Gas hydrates pose the major flow assurance problem in the production and transportation of oil and gas. As production moves to hasher environment (deeper water, longer tiebacks, more produced water), preventing, managing, and remediation of gas hydrates are central for safe and continuous operation. In this paper, we will provide an overview of the approaches used in the prevention, management, and remediation of gas hydrates in oil/gas flowlines. The approaches developed are based on the research performed at the Center for Hydrate Research at the Colorado School of Mines over several decades. The paper will discuss how hydrate formation conditions is estimated for prevention, how hydrates formation occurs in flowlines for management, and how hydrate dissociation occurs for remediation.
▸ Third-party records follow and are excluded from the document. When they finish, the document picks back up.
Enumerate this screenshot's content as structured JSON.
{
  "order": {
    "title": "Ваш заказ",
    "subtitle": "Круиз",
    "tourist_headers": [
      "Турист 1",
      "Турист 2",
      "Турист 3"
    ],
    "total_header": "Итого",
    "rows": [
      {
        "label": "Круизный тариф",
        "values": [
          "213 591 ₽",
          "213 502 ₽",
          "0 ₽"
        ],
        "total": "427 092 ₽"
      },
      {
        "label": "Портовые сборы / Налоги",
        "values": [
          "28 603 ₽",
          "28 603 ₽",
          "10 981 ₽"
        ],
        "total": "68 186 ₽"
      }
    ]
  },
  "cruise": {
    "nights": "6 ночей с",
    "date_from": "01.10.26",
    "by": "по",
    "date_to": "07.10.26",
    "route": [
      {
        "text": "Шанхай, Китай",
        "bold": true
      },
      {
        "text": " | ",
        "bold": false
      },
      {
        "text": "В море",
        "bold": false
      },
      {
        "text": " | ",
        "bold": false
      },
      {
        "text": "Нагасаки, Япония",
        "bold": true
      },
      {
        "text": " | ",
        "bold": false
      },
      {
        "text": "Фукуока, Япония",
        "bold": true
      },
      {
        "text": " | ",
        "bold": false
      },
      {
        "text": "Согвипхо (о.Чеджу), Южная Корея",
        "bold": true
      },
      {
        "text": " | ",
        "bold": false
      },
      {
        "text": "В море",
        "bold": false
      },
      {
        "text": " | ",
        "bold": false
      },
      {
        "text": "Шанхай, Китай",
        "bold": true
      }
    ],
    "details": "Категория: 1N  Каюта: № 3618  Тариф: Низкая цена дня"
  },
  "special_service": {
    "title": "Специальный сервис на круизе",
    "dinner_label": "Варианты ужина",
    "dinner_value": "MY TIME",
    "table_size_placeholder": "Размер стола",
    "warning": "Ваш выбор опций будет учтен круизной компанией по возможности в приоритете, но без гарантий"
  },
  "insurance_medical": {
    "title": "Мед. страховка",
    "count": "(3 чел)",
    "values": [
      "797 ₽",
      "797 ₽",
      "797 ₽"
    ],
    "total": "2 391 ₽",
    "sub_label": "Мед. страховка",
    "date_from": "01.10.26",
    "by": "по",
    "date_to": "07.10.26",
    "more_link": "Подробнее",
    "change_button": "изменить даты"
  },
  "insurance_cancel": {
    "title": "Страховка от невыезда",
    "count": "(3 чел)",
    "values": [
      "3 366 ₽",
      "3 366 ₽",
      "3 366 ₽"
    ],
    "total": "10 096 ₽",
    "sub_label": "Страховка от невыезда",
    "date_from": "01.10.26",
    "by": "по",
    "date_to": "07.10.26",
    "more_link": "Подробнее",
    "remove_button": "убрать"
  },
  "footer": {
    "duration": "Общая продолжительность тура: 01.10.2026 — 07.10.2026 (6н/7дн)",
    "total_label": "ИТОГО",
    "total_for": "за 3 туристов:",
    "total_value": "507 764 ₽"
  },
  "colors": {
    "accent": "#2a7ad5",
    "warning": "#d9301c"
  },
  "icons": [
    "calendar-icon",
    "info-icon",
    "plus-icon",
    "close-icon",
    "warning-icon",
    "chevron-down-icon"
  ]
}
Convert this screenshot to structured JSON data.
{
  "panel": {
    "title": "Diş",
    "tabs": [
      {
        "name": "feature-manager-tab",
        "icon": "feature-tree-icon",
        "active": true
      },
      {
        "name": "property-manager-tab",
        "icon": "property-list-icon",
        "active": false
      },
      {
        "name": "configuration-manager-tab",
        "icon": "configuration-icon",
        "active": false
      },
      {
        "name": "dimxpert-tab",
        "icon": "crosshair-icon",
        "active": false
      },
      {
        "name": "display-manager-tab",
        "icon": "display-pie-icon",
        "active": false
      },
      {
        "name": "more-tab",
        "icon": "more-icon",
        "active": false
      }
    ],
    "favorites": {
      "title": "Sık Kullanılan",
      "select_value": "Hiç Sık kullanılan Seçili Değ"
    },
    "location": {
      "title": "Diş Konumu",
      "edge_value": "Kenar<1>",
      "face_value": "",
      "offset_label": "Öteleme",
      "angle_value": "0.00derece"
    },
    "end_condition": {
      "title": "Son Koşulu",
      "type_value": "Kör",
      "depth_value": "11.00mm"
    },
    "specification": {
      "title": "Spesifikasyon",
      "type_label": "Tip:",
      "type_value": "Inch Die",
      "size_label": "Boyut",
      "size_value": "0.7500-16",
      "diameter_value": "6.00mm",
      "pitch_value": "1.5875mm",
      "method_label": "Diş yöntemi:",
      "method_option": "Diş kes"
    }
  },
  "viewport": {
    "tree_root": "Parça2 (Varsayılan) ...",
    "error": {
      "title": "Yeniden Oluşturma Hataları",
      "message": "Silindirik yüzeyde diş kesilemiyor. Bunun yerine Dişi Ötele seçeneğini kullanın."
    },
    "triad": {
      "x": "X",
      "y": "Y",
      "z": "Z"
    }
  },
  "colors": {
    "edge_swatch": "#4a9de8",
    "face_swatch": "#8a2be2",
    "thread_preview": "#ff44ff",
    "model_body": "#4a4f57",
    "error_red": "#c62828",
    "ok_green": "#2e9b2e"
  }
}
The understanding of hydrate formation in multiphase flow is an evolving area, even though significant knowledge has been gained over the years in terms of fundamental processes for hydrate nucleation, growth, agglomeration, deposition, and plugging. Each of these areas is part of a comprehensive model describing the various stages of hydrate formation. We will overview the process for hydrate formation in oil-dominated, water-dominated, and gas-dominated systems, and the tools developed that can be applied to addressing hydrates in the flow assurance of oil/gas flowlines.
Gas hydrates play a significant role in the flow assurance of oil and gas flowlines, posing one of the most serious problems relative to the formation and deposition of other solids (e.g., wax, asphaltenes, scale, etc.). The formation of gas hydrates in flowlines can be not only fast, but also in large volumes, causing unexpected operational problems.1
Industry has traditionally taken the approach of preventing gas hydrates from forming in flowlines by injection of so-called thermodynamic inhibitor, THI (e.g., methanol, monoethylene glycol, ethanol), which inhibits hydrate formation in the free water phase. As seen in Figure 1, in this approach the THI shifts the hydrate equilibrium curve to more severe temperature and pressure conditions, thus allowing the flowline to operate outside the hydrate stability region. While effective in preventing hydrate formation, the costs and quantity of chemical required can be significant.2
Over the last two decades, industry has looked for an alternative approach to the complete prevention of gas hydrates in flowlines by shifting to a management strategy of hydrates, that is, to allow hydrates to form in flowlines but prevent their agglomeration to form a blockage.3 Such a strategy would allow industry to tolerate hydrates in the flowlines and reduce the cost and quantity of chemicals used in their operations. Using this approach, it is therefore important to have a good understanding how hydrates are forming, agglomerating, depositing, and jamming a flowline, so that one can assess the risk of hydrates in the flowlines and the potential for a blockage to form. This approach has been implemented to some extent in the last decade in industry with the use of anti-agglomerants (AAs) and low-dosage hydrate inhibitors (LDHIs).
There cases where the formation and blockage of flowlines with hydrates is inevitable, due to unplanned shutdown or abnormal operating conditions originating from equipment malfunction. In these cases, industry must be able to remove the hydrate blockage(s) in the flowlines before normal operation can be resumed. The removal of hydrate blockages can be a tenuous process as the dislodging of the hydrate blockage can generate a projectile in the flowline.